Diese ersten Worte des Beresina-Liedes wurde den Schweizer Söldnern gewidmet, die unter grossen Verlusten am Russlandfeldzug 1812 von Napoleon teilnahmen und an der Beresina vor den Kosaken flüchten mussten. Auf meiner bisher relativ langen Lebensreise war ich nie auf der Flucht, sondern durfte vielen Menschen in der Familie, im Beruf, in der Gesellschaft oder in der Politik begegnen. In guter Erinnerung geblieben sind mir all diejenigen Personen, die mich während vielen Jahren im privaten, freundschaftlichen, beruflichen oder gesellschaftlichen Leben begleiteten. Dabei habe ich feststellen dürfen, dass es mit positiven menschlichen und zwischenmenschlichen Eigenschaften möglich ist, gemeinsame Ziele zu verfolgen und sich dabei auch gegenseitig zu unterstützen. Ehrlichkeit, Objektivität, Vertrauenswürdigkeit, Kooperationsbereitschaft, Toleranz, uneigennützige Schaffenskraft und -freude bilden dabei wichtige Grundlagen beim Zusammenleben und -arbeiten.
Diese aufgeführten positiven menschlichen Charakterzüge allein bilden jedoch nur einen Teil unserer menschlichen Eigenart, die für alle ein zufriedenstellendes Leben und Schaffen in Familie und Gesellschaft ermöglichen kann. Auf allen unseren Lebensebenen befinden sich immer Aufgaben, Probleme oder Widersprüche, die Anpassungen, Korrekturen oder Verbesserungen erfordern. Es geht dabei nicht um persönliche Fragen oder Probleme, die meist allein entschieden werden können. Aber bei wichtigen Fragen, sei es im familiären, gesellschaftlichen oder beruflichen Umfeld, kann es unter Umständen ratsam sein, nicht allein entscheiden zu wollen oder zu müssen. Je nach Grösse, Problematik und der Wichtigkeit einer Aufgabe kann das Erarbeiten von optimalsten Lösungen in einer Arbeitsgruppe von Vorteil sein, damit für alle das zusagende und beste Ergebnis gefunden werden kann.

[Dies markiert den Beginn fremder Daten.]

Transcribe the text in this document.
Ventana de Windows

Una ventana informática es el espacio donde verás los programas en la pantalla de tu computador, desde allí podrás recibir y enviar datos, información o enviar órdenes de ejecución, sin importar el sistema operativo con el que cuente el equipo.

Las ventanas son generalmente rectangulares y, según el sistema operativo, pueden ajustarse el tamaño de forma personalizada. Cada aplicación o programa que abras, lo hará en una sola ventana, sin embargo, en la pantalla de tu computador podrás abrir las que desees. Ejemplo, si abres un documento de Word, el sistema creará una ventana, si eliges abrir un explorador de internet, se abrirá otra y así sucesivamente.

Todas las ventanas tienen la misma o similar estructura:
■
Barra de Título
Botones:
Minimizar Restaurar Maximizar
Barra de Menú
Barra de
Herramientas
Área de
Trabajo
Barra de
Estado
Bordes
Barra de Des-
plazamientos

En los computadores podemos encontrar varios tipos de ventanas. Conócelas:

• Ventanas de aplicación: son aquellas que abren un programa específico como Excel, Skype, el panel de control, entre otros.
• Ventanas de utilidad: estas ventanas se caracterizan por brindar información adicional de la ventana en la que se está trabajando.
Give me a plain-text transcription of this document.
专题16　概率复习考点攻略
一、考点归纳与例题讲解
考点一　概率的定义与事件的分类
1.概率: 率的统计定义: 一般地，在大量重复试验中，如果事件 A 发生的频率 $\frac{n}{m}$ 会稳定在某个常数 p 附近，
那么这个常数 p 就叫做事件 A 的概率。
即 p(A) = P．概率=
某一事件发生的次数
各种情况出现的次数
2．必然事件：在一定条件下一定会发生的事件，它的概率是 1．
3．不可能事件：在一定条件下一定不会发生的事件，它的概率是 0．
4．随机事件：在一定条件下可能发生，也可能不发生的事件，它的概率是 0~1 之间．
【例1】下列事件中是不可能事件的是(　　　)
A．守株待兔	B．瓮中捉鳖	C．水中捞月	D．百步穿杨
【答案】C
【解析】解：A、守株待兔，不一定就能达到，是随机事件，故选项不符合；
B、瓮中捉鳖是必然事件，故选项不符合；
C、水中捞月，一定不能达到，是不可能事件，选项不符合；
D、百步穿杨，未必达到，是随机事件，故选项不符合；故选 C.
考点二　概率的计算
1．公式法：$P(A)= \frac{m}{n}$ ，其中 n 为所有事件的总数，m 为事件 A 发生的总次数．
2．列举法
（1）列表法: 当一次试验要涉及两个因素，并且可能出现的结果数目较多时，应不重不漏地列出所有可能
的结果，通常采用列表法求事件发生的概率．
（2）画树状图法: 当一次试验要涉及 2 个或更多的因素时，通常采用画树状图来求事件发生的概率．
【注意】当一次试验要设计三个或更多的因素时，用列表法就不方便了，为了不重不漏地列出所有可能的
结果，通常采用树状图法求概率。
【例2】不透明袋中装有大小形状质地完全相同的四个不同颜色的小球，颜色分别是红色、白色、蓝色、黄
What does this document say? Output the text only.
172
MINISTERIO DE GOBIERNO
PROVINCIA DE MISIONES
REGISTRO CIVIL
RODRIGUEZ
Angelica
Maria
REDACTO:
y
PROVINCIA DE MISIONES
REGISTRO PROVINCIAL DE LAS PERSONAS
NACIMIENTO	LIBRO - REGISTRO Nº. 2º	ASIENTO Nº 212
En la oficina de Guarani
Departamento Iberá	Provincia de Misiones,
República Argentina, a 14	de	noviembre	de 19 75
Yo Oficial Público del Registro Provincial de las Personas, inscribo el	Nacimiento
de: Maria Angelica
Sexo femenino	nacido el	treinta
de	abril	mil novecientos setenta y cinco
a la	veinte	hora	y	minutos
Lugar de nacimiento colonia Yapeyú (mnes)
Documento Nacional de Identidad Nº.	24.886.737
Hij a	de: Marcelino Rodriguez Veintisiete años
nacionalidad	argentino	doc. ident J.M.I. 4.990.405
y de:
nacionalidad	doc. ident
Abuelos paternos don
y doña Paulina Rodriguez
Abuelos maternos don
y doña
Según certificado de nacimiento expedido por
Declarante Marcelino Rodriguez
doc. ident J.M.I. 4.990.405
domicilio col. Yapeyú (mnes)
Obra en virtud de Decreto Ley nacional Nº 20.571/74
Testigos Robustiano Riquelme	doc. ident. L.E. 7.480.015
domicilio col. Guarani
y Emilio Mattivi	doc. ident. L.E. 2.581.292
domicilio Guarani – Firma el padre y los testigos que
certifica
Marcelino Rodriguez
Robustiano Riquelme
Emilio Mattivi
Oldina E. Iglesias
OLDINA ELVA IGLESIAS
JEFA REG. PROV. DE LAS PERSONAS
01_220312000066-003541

Aber in unserem Alltag treffen wir im Leben oder beim Arbeiten nicht immer nur auf „paradiesische“ Verhältnisse. Trotz verschiedener aufeinander treffenden Persönlichkeiten und Charaktere ist es eine unserer vielen Aufgaben, mit Toleranz und Selbstkritik ein friedliches Zusammenleben und -arbeiten zu ermöglichen. Dies nicht als Einbahnstrasse, sondern auf der Basis einer gegenseitigen Gesprächsbereitschaft, nach dem Motto „Leben und leben lassen“, in der Familie, am Arbeitsplatz, in der Politik und/oder im gesellschaftlichen Umfeld.
In diesem Sinne liegt es nur an uns, unsere „Lebensreise“ in gutem Einvernehmen, friedlich und harmonisch fortzusetzen und persönlich Verantwortung mitzutragen, nicht vor ihr zu flüchten. Mit selbstkritischem Verhalten und Toleranz könnte dieses für uns alle lebenswerte Ziel erreicht werden, denn am Ende suchen wir alle dasselbe: Zufriedenheit, Friede, Akzeptanz und Wohlergehen.